Pa. High School Soccer Coaches Resign After Team’s “Ebola” Taunts
Last week, the Konkrete Kids soccer team of Northampton, Pennsylvania, traveled to Andrew Leh Stadium in Nazareth for a match against the Nazareth Blue Eagles, whose star player is 16-year-old Ibraham Tounkara of Guinea, one of the West African areas affected by the Ebola outbreak. And less then one week later, the Northampton team’s coaches have resigned over “Ebola” taunts their players lobbed at Tounkara during that game.
A story filed by a Lehigh Valley Live sports reporter just after the match, which Northampton won, described it as “ugly” and “brutal.”
“Then, with 4:15 on the clock, Nazareth’s Ibraham Tounkara was given a red card for violent conduct,” wrote Kyle Craig in that story. “Tounkara appeared incensed at something that happened prior to the Blue Eagles taking a free kick, and needed to be restrained by his teammates.”
In the days following the game, that “something” became more clear.
Tounkara’s guardian, Edward Bachert, told Allentown’s Morning Call newspaper that the Northampton players chanted “Ebola!” during the game. According to Bachert, other Nazareth players told him that there were also racial slurs used.
Here is a tweet from the night of the game from a girl who identifies herself as Tounkara’s sister:
https://twitter.com/maddieeBaha/status/520404490684739585
On Monday, officials for both school districts confirmed that an investigation was underway, and that investigation reportedly concluded on Tuesday with two Northampton coaches resigning and players facing possible discipline.

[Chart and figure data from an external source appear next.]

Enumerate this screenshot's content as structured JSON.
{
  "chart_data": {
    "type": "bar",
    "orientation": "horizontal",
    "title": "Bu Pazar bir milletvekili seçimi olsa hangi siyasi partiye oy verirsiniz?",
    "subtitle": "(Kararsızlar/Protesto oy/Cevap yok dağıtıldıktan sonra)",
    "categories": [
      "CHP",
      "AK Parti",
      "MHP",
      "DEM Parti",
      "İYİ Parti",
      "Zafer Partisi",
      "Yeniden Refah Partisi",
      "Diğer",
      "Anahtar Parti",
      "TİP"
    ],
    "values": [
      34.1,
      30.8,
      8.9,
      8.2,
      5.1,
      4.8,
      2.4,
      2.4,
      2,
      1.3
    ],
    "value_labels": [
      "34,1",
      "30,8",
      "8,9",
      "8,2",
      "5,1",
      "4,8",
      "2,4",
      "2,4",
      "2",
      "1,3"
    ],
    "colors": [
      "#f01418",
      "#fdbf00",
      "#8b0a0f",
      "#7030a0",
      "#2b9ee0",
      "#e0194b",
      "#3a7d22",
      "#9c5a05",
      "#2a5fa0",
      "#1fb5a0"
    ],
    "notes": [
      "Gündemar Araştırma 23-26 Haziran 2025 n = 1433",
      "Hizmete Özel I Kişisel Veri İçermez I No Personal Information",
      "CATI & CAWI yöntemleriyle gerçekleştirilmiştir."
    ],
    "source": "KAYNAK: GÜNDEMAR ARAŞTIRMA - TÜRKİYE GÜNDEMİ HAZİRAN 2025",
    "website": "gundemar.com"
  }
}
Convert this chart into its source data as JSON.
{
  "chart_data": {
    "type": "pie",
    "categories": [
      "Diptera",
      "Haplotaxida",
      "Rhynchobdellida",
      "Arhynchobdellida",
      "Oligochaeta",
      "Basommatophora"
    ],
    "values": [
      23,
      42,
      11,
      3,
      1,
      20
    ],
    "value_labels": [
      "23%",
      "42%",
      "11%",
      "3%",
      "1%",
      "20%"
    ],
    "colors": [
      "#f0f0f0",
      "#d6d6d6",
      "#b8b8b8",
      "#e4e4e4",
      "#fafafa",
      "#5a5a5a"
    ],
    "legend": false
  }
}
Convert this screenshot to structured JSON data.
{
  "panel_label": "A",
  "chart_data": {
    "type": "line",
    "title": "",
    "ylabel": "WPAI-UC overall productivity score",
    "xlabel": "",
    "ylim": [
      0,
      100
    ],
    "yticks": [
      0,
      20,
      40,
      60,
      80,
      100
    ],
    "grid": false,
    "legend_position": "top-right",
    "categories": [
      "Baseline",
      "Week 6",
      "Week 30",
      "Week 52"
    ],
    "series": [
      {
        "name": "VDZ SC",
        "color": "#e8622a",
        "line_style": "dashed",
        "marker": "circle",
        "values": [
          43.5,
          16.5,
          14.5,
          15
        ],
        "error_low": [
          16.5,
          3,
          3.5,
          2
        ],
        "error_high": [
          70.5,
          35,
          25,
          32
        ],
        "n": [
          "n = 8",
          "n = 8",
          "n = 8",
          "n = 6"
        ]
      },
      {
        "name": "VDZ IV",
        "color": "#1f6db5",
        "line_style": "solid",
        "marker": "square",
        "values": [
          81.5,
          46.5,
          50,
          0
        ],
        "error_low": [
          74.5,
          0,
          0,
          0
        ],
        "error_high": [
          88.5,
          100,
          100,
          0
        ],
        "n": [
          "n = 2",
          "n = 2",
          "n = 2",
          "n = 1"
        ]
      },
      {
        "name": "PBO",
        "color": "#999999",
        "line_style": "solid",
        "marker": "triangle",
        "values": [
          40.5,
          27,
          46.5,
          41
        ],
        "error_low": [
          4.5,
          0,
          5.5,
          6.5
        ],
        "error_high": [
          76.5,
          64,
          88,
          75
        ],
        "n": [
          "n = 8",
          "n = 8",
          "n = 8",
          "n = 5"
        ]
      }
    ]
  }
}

The Nazareth and Northampton superintendents did not immediately return a call seeking comment, but neither district has made the results of their investigation public.
Racial unrest is not exactly new to this area of the Lehigh Valley, which has a history of Ku Klux Klan and neo-Nazi activity. Last year, one Northampton resident circulated a petition to change the name of the Konkrete Kids, because he believed the team’s name was a nod to the KKK. But the district said no, that the name has its roots in the German language and in the region’s cement industry.